Depuis un an, c’était donc vide. Alors on a fini par poser la question au proprio, notre ami : on cherche à ouvrir un rade. On sait pas trop quoi. Ni comment. On sait juste qu’on est nombreux, et que ça va sans doute marcher. On fait pas ça pour se payer. On fait ça pour s’amuser.
Tu nous prêterais les murs ? On te prévient, patron : t’as rien à y gagner. Personne n’a rien à y gagner, d’ailleurs. En tout cas : pas de pognon. Juste la promesse de ces bringues improvisées qui nous font tant défaut.
Lui n’y croyait pas vraiment trop au collectif, tout ça.
Mais une pulsation, c’est une pulsation. On va pas chipoter. Il a pas hésité longtemps. Poignées de mains. C’était conclu.

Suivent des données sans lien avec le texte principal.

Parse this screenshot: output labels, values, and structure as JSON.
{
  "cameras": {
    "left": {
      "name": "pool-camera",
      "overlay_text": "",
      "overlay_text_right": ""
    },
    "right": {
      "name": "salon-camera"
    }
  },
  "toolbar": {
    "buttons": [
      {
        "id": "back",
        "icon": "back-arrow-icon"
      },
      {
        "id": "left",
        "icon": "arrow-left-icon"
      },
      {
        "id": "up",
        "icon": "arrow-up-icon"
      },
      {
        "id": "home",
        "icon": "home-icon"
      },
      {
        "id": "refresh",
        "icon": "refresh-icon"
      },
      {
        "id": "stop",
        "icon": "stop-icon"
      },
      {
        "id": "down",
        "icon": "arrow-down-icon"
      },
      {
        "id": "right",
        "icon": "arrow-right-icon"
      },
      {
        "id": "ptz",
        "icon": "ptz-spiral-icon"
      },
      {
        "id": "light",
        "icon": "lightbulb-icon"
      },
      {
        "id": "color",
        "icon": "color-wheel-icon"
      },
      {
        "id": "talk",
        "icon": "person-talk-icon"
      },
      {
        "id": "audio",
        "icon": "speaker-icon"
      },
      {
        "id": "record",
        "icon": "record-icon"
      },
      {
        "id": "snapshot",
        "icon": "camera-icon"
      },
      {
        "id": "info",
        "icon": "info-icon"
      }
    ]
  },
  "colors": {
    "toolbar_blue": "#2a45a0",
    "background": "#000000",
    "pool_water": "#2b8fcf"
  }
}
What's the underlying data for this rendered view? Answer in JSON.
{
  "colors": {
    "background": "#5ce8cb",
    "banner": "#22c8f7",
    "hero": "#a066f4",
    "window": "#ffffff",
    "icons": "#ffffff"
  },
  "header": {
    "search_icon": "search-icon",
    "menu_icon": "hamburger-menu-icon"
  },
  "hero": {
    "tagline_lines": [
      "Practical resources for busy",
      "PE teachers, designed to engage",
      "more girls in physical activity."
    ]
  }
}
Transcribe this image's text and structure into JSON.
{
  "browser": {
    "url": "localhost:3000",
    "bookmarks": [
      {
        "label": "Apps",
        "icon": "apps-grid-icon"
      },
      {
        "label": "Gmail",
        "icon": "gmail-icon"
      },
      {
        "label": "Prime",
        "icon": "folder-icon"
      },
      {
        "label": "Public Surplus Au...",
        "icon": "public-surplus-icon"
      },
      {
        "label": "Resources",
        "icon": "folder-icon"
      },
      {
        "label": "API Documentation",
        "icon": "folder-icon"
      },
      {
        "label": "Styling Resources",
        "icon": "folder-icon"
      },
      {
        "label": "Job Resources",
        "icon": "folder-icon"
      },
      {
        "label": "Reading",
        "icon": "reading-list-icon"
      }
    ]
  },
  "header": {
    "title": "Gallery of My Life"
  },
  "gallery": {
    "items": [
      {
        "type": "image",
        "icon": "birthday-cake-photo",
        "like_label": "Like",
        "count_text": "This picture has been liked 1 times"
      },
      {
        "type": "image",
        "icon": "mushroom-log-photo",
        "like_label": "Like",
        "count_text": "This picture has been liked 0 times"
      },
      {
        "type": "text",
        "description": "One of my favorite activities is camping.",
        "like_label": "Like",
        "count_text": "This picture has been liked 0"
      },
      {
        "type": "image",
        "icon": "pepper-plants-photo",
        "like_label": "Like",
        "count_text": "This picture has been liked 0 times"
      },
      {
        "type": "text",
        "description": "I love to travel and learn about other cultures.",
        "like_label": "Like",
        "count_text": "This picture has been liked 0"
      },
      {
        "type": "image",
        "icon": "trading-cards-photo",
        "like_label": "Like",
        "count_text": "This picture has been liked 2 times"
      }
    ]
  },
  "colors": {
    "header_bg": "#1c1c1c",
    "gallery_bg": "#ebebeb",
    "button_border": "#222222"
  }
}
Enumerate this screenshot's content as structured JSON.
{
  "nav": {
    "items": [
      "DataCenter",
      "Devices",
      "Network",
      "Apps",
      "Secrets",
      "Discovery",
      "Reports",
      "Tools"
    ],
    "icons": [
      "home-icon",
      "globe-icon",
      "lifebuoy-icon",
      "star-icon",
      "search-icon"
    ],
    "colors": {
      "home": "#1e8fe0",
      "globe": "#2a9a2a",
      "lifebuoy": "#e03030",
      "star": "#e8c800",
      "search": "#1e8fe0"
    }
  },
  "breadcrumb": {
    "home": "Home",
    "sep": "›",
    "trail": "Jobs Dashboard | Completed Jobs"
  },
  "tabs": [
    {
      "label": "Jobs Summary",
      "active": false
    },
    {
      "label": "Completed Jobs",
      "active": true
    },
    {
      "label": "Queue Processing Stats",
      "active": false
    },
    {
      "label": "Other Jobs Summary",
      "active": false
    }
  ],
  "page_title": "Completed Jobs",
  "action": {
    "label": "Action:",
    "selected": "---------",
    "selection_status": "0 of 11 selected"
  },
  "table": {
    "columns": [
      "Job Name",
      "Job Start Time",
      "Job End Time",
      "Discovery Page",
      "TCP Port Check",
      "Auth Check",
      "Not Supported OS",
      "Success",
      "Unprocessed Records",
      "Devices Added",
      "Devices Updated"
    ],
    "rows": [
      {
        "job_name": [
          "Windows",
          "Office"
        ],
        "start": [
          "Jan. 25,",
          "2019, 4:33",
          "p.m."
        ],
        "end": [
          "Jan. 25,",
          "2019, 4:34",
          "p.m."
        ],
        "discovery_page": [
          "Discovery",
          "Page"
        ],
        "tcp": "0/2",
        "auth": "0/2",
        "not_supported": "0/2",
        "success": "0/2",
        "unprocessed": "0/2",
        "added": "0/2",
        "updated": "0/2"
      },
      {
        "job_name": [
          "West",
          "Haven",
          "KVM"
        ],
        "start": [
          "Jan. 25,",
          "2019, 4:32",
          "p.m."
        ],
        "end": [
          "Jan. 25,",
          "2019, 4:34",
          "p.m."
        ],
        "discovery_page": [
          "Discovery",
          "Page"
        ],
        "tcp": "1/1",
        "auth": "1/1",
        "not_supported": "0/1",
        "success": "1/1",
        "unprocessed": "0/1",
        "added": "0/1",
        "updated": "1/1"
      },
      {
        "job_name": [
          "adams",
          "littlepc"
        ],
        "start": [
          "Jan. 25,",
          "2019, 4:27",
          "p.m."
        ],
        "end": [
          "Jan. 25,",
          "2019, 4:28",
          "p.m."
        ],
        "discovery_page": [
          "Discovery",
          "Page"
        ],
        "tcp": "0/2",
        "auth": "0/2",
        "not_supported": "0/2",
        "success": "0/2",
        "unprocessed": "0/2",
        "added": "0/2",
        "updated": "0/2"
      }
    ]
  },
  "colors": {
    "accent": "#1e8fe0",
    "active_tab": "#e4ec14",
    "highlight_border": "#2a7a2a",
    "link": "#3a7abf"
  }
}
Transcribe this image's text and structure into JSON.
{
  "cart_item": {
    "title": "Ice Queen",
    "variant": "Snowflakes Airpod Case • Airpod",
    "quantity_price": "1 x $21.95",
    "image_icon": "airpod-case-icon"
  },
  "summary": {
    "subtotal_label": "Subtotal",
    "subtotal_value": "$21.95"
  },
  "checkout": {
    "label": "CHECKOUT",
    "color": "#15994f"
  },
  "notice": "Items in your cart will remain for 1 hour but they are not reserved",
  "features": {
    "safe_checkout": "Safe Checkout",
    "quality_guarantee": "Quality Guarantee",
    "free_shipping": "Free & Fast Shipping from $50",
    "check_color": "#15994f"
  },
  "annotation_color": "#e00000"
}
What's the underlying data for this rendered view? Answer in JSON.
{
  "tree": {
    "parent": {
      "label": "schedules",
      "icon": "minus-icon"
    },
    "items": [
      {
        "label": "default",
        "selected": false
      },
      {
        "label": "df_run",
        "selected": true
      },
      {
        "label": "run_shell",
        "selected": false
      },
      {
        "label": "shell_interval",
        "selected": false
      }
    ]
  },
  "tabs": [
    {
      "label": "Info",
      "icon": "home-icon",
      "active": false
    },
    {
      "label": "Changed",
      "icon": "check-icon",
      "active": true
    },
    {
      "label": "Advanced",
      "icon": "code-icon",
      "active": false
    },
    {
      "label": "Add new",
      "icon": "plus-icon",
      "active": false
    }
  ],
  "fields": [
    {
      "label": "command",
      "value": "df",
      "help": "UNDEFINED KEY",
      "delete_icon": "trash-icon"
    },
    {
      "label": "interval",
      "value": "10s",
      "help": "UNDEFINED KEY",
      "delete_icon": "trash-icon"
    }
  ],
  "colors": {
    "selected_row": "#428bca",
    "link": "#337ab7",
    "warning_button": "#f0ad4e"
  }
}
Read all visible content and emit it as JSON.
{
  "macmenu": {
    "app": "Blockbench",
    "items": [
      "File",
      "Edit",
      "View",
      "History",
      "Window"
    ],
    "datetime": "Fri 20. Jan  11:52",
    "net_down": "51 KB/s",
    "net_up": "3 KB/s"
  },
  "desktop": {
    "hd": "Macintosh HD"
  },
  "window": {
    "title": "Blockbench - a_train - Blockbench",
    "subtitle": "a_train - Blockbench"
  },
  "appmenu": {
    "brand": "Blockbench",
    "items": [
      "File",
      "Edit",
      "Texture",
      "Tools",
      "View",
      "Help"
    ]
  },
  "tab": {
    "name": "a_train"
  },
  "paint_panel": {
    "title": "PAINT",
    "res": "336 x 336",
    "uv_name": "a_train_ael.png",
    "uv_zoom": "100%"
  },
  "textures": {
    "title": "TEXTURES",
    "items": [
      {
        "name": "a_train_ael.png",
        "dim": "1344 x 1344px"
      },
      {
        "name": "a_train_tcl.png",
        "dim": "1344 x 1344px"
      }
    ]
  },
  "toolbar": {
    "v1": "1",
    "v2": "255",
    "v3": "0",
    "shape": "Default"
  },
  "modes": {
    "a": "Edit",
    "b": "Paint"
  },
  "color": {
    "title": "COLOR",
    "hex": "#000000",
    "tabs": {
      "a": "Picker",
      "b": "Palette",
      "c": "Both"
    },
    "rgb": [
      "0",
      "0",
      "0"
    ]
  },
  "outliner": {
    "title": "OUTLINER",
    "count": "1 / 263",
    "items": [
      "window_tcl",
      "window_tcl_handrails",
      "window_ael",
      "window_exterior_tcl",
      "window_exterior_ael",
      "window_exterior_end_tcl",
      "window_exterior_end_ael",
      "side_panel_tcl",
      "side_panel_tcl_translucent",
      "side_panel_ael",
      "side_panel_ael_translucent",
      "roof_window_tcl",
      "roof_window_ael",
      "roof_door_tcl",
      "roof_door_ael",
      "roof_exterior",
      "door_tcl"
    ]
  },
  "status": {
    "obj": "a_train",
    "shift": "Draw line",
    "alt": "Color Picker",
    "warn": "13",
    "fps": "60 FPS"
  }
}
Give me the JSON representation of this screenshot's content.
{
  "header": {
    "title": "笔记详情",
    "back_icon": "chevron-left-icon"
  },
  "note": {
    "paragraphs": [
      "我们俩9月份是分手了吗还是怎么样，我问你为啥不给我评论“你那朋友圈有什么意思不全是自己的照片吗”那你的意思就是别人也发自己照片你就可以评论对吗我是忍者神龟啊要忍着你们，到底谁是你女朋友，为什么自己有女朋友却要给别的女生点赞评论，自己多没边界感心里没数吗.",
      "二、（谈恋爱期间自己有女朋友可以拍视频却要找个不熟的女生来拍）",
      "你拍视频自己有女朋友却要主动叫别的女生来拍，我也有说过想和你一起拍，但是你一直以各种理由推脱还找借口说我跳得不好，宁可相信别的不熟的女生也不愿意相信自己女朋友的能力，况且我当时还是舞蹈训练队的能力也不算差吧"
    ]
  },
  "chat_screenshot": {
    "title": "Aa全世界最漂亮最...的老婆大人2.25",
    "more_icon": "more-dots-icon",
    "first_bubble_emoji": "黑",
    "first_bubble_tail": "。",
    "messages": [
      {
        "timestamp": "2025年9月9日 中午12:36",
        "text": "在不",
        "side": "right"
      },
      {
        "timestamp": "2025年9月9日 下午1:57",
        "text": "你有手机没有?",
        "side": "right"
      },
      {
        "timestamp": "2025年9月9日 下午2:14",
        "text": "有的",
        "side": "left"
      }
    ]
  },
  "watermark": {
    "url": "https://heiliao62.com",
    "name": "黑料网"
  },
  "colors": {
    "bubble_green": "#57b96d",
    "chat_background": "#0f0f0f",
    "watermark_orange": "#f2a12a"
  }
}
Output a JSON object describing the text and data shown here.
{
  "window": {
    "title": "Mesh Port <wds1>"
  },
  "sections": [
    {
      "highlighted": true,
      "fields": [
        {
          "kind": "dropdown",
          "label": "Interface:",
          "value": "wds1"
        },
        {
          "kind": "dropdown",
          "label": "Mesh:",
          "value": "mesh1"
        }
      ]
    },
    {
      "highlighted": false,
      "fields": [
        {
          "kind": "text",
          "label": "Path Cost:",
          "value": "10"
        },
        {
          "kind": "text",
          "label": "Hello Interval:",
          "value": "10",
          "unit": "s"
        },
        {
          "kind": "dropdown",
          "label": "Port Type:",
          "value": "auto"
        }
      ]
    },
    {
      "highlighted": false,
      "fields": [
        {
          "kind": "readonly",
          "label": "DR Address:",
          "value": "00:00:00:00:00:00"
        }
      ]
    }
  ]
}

La seule évidence : le pourquoi

Il nous a juste demandé de laisser passer la saison d’été, puisqu’il devait y avoir un repreneur au moins pour quelques mois. Nous étions en avril. On a formé le pacte sans rien signer. Et commencé à s’organiser pour ouvrir à l’automne.
On avait prévu de consacrer les premiers mois à préparer le projet. Réunir du monde. Battre la campagne. Et construire à plusieurs le fonctionnement idéal de notre troquet idéal. On a sonné aux portes, fait chauffer les téléphones, et organisé les premières réunions. On s’est retrouvé une poignée de militants, mêlés de curieux et de sceptiques. On a beaucoup parlé. On a profité du temps qui nous était imparti. On a interrogé les comment, les pour qui, les avec qui, mais pas une seule fois les pourquoi.
Ça, c’était la seule évidence.
Petit à petit, un groupe s’est structuré. Des petits, des grands, des gros, des étrangers, des du-cru, des néos, des vieux, des jeunes, des paysans, des artisans, des artistes, des chômeurs, des cinglés et des tout juste sains d’esprits. Une petite foule assez incohérente pour paraître plausible. Et suffisamment motivée pour réactiver sans cesse le barattage de la gamelle d’idées. Un vrai groupe éclectique et curieux, à l’image de ce putain de bocage qui n’en finit jamais d’être éveillé.
On était bien, à faire fumer les cerveaux, à nous imaginer ensemble, à construire patiemment nos modes de fonctionnement.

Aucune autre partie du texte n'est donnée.